Kaufmann Y, Silverman T, Levi B Z, Ozato K
J Exp Med. 1987 Sep 1;166(3):810-5. doi: 10.1084/jem.166.3.810.
Expression of cellular oncogenes was studied in a T cell hybridoma that undergoes cytolytic activation when stimulated by specific antigen or by anti-Thy-1 antibody. The activation occurs without induction of hybridoma proliferation, providing a model to examine oncogene expression during functional differentiation of lymphocytes. We found that c-fos and c-ets-1 mRNAs were transiently induced at high levels in the hybridoma 30 min and 4 h after stimulation, respectively. c-myc and c-ets-2 oncogenes were constitutively expressed in the hybridoma and their mRNA levels were unaffected during 4 h of stimulation, although c-myc expression was reduced in the later stage of stimulation. Inhibitors of T cell activation, cyclosporin A and anti-LFA-1 antibody, blocked the induction of c-fos and c-ets-1 mRNAs without reducing the levels of c-myc and c-ets-2. The results indicate that the functional activation of the CTL hybridoma is associated with induction of c-fos and c-ets-1 genes.

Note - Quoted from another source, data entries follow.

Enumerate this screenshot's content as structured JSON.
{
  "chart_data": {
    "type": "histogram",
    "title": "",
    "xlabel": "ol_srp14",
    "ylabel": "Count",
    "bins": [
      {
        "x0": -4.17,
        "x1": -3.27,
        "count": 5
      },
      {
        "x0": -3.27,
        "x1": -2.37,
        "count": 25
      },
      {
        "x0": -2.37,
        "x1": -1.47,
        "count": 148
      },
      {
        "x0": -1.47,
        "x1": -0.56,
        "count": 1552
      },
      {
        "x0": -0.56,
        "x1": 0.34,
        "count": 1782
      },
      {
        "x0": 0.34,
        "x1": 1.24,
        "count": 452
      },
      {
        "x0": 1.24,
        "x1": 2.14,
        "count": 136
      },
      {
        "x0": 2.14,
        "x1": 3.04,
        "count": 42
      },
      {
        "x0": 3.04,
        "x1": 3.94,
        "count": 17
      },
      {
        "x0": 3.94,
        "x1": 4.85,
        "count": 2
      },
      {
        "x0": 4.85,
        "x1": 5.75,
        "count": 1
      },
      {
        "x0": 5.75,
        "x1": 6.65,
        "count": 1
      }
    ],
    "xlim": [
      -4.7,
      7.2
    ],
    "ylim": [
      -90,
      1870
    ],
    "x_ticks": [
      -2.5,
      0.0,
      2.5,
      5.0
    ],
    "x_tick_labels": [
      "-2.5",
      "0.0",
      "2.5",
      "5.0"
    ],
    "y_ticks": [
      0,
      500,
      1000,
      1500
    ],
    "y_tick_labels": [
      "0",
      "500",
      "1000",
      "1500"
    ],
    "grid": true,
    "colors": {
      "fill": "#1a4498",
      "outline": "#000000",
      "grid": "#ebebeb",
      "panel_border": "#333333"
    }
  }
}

在一种T细胞杂交瘤中研究了细胞癌基因的表达,该杂交瘤在受到特异性抗原或抗Thy-1抗体刺激时会发生溶细胞激活。这种激活在不诱导杂交瘤增殖的情况下发生,为研究淋巴细胞功能分化过程中的癌基因表达提供了一个模型。我们发现,c-fos和c-ets-1 mRNA分别在刺激后30分钟和4小时在杂交瘤中被短暂地高水平诱导。c-myc和c-ets-2癌基因在杂交瘤中组成性表达,其mRNA水平在4小时的刺激过程中未受影响,尽管c-myc表达在刺激后期有所降低。T细胞激活抑制剂环孢素A和抗LFA-1抗体可阻断c-fos和c-ets-1 mRNA的诱导,而不降低c-myc和c-ets-2的水平。结果表明,CTL杂交瘤的功能激活与c-fos和c-ets-1基因的诱导有关。